Menü

»Sanktionen gegen Israel?«

Ja, wenn sich Israels Politik jetzt nicht grundlegend ändert, denn rote Linien sind mehrfach überschritten und gerade die ersten Schritte zu einem Gaza-Frieden zeigen, wie wichtig internationaler Druck ist.

Gilt das Völkerrecht auch für Israel? Gelten die Menschenrechte auch für die Palästinenser? Diese Fragen stellten sich seit Monaten viele in Deutschland und weltweit angesichts der verheerenden Zerstörungen und Vertreibungen im Gazastreifen. Die Organisation »Breaking the Silence« veröffentlichte einen Bericht, der Zeugenaussagen von Soldatinnen und Soldaten dokumentiert. Sie berichteten, dass sie den Befehl erhielten, jegliche Gebäude und Infrastruktur dem Erdboden gleichzumachen. Niemand bestreitet das Recht Israels, für das abscheuliche Massaker der Hamas am 7. Oktober 2023 Vergeltung zu üben. Die Bilder und Berichte aus Gaza lassen jedoch die Vermutung zu, dass es nicht mehr nur um die Bestrafung der Täter, sondern um ganz andere Ziele ging.

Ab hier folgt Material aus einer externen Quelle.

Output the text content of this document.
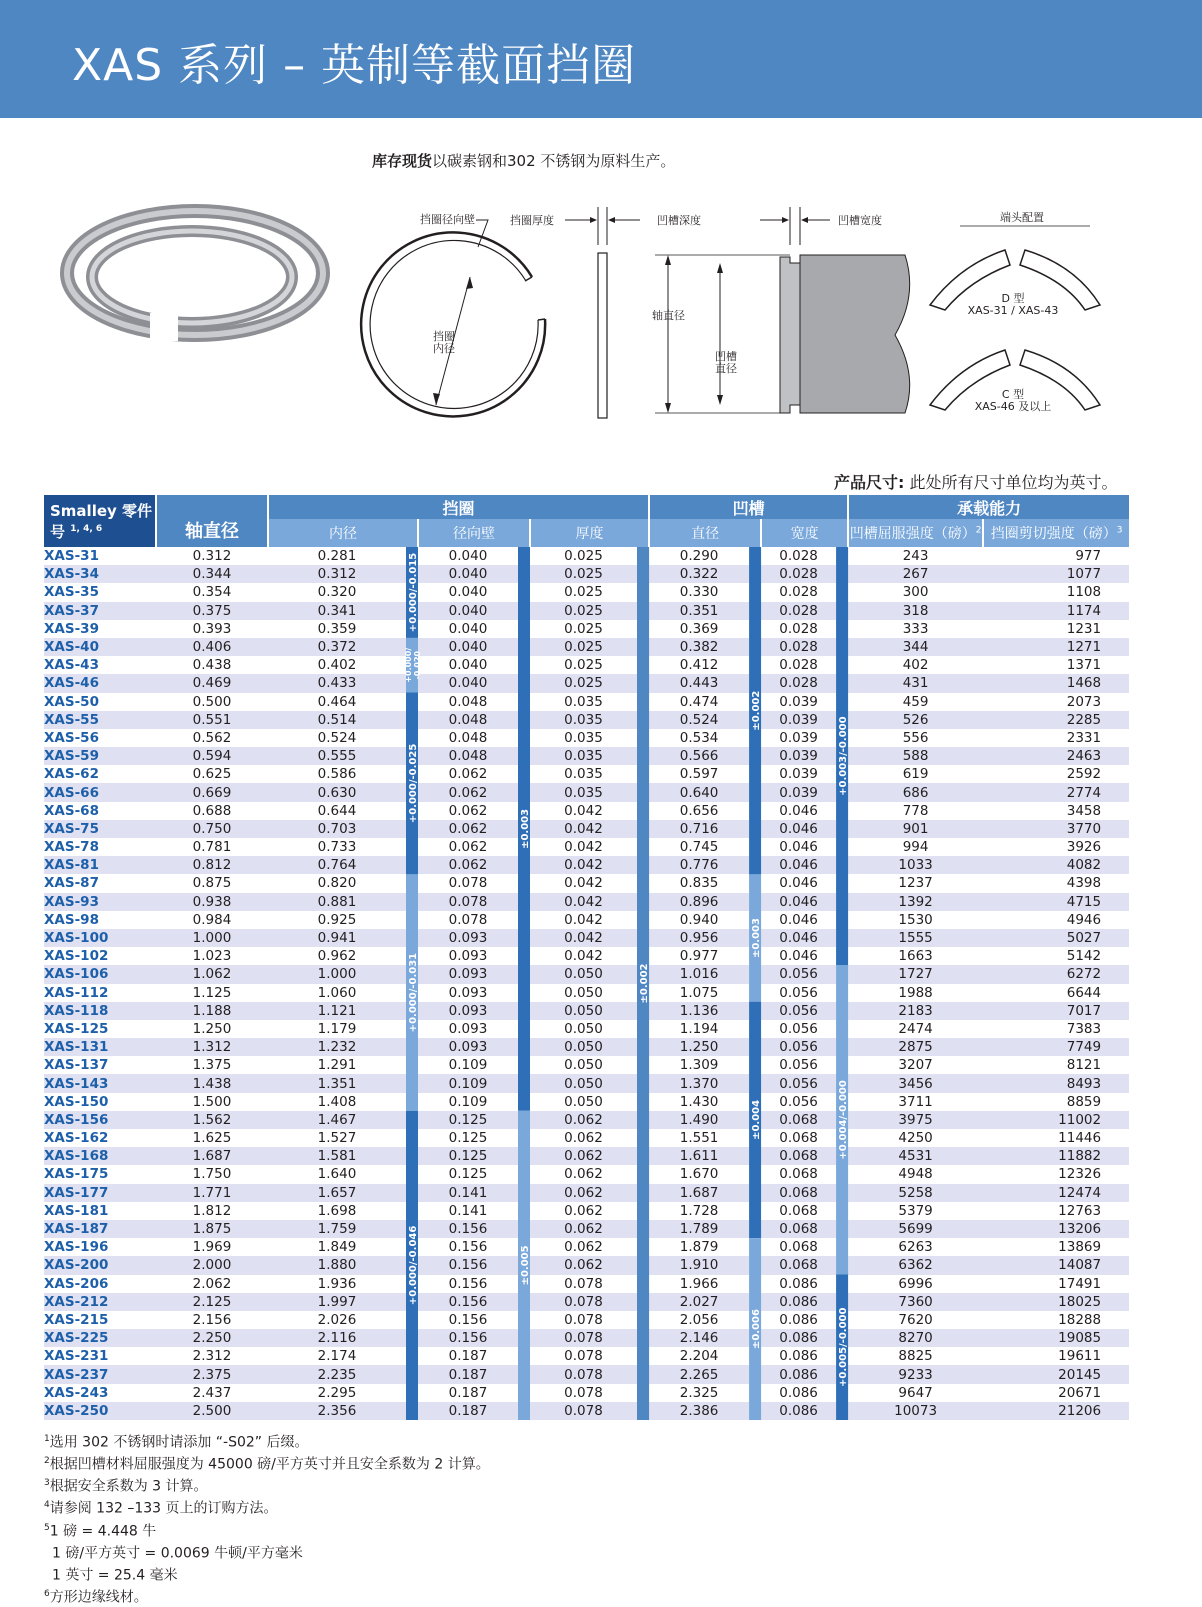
XAS 系列 – 英制等截面挡圈
库存现货以碳素钢和302 不锈钢为原料生产。
挡圈
内径
挡圈径向壁	挡圈厚度	凹槽深度
轴直径
凹槽
直径
凹槽宽度	端头配置
D 型
XAS-31 / XAS-43
C 型
XAS-46 及以上
产品尺寸: 此处所有尺寸单位均为英寸。
Smalley 零件
号 $^{1, 4, 6}$	轴直径	挡圈						凹槽				承载能力	
		内径		径向壁		厚度		直径		宽度		凹槽屈服强度（磅）$^2$	挡圈剪切强度（磅）$^3$
XAS-31	0.312	0.281		0.040		0.025		0.290		0.028		243	977
XAS-34	0.344	0.312		0.040		0.025		0.322		0.028		267	1077
XAS-35	0.354	0.320		0.040		0.025		0.330		0.028		300	1108
XAS-37	0.375	0.341		0.040		0.025		0.351		0.028		318	1174
XAS-39	0.393	0.359		0.040		0.025		0.369		0.028		333	1231
XAS-40	0.406	0.372		0.040		0.025		0.382		0.028		344	1271
XAS-43	0.438	0.402		0.040		0.025		0.412		0.028		402	1371
XAS-46	0.469	0.433		0.040		0.025		0.443		0.028		431	1468
XAS-50	0.500	0.464		0.048		0.035		0.474		0.039		459	2073
XAS-55	0.551	0.514		0.048		0.035		0.524		0.039		526	2285
XAS-56	0.562	0.524		0.048		0.035		0.534		0.039		556	2331
XAS-59	0.594	0.555		0.048		0.035		0.566		0.039		588	2463
XAS-62	0.625	0.586		0.062		0.035		0.597		0.039		619	2592
XAS-66	0.669	0.630		0.062		0.035		0.640		0.039		686	2774
XAS-68	0.688	0.644		0.062		0.042		0.656		0.046		778	3458
XAS-75	0.750	0.703		0.062		0.042		0.716		0.046		901	3770
XAS-78	0.781	0.733		0.062		0.042		0.745		0.046		994	3926
XAS-81	0.812	0.764		0.062		0.042		0.776		0.046		1033	4082
XAS-87	0.875	0.820		0.078		0.042		0.835		0.046		1237	4398
XAS-93	0.938	0.881		0.078		0.042		0.896		0.046		1392	4715
XAS-98	0.984	0.925		0.078		0.042		0.940		0.046		1530	4946
XAS-100	1.000	0.941		0.093		0.042		0.956		0.046		1555	5027
XAS-102	1.023	0.962		0.093		0.042		0.977		0.046		1663	5142
XAS-106	1.062	1.000		0.093		0.050		1.016		0.056		1727	6272
XAS-112	1.125	1.060		0.093		0.050		1.075		0.056		1988	6644
XAS-118	1.188	1.121		0.093		0.050		1.136		0.056		2183	7017
XAS-125	1.250	1.179		0.093		0.050		1.194		0.056		2474	7383
XAS-131	1.312	1.232		0.093		0.050		1.250		0.056		2875	7749
XAS-137	1.375	1.291		0.109		0.050		1.309		0.056		3207	8121
XAS-143	1.438	1.351		0.109		0.050		1.370		0.056		3456	8493
XAS-150	1.500	1.408		0.109		0.050		1.430		0.056		3711	8859
XAS-156	1.562	1.467		0.125		0.062		1.490		0.068		3975	11002
XAS-162	1.625	1.527		0.125		0.062		1.551		0.068		4250	11446
XAS-168	1.687	1.581		0.125		0.062		1.611		0.068		4531	11882
XAS-175	1.750	1.640		0.125		0.062		1.670		0.068		4948	12326
XAS-177	1.771	1.657		0.141		0.062		1.687		0.068		5258	12474
XAS-181	1.812	1.698		0.141		0.062		1.728		0.068		5379	12763
XAS-187	1.875	1.759		0.156		0.062		1.789		0.068		5699	13206
XAS-196	1.969	1.849		0.156		0.062		1.879		0.068		6263	13869
XAS-200	2.000	1.880		0.156		0.062		1.910		0.068		6362	14087
XAS-206	2.062	1.936		0.156		0.078		1.966		0.086		6996	17491
XAS-212	2.125	1.997		0.156		0.078		2.027		0.086		7360	18025
XAS-215	2.156	2.026		0.156		0.078		2.056		0.086		7620	18288
XAS-225	2.250	2.116		0.156		0.078		2.146		0.086		8270	19085
XAS-231	2.312	2.174		0.187		0.078		2.204		0.086		8825	19611
XAS-237	2.375	2.235		0.187		0.078		2.265		0.086		9233	20145
XAS-243	2.437	2.295		0.187		0.078		2.325		0.086		9647	20671
XAS-250	2.500	2.356		0.187		0.078		2.386		0.086		10073	21206
+0.000/-0.015
+0.000/-0.020
+0.000/-0.025
+0.000/-0.031
+0.000/-0.046
±0.003
±0.005
±0.002
±0.002
±0.003
±0.004
±0.006
+0.003/-0.000
+0.004/-0.000
+0.005/-0.000
$^1$选用 302 不锈钢时请添加 “-S02” 后缀。
$^2$根据凹槽材料屈服强度为 45000 磅/平方英寸并且安全系数为 2 计算。
$^3$根据安全系数为 3 计算。
$^4$请参阅 132 –133 页上的订购方法。
$^5$1 磅 = 4.448 牛
1 磅/平方英寸 = 0.0069 牛顿/平方毫米
1 英寸 = 25.4 毫米
$^6$方形边缘线材。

Radikale Kräfte in der Regierung Netanjahu wollten immer schon die dauerhafte Herrschaft über den Gazastreifen und wenn möglich die Aussiedlung und Vertreibung der palästinensischen Bevölkerung. Die komplette Zerstörung der Infrastruktur, die Verweigerung der Mittel zur Befriedigung existenzieller Bedürfnisse wie Nahrung, Bildung und gesundheitliche Versorgung für die rund zwei Millionen Menschen führten zur Zermürbung und Verzweiflung und sollten den Boden für den gewünschten Wegzug bereiten, wohin auch immer.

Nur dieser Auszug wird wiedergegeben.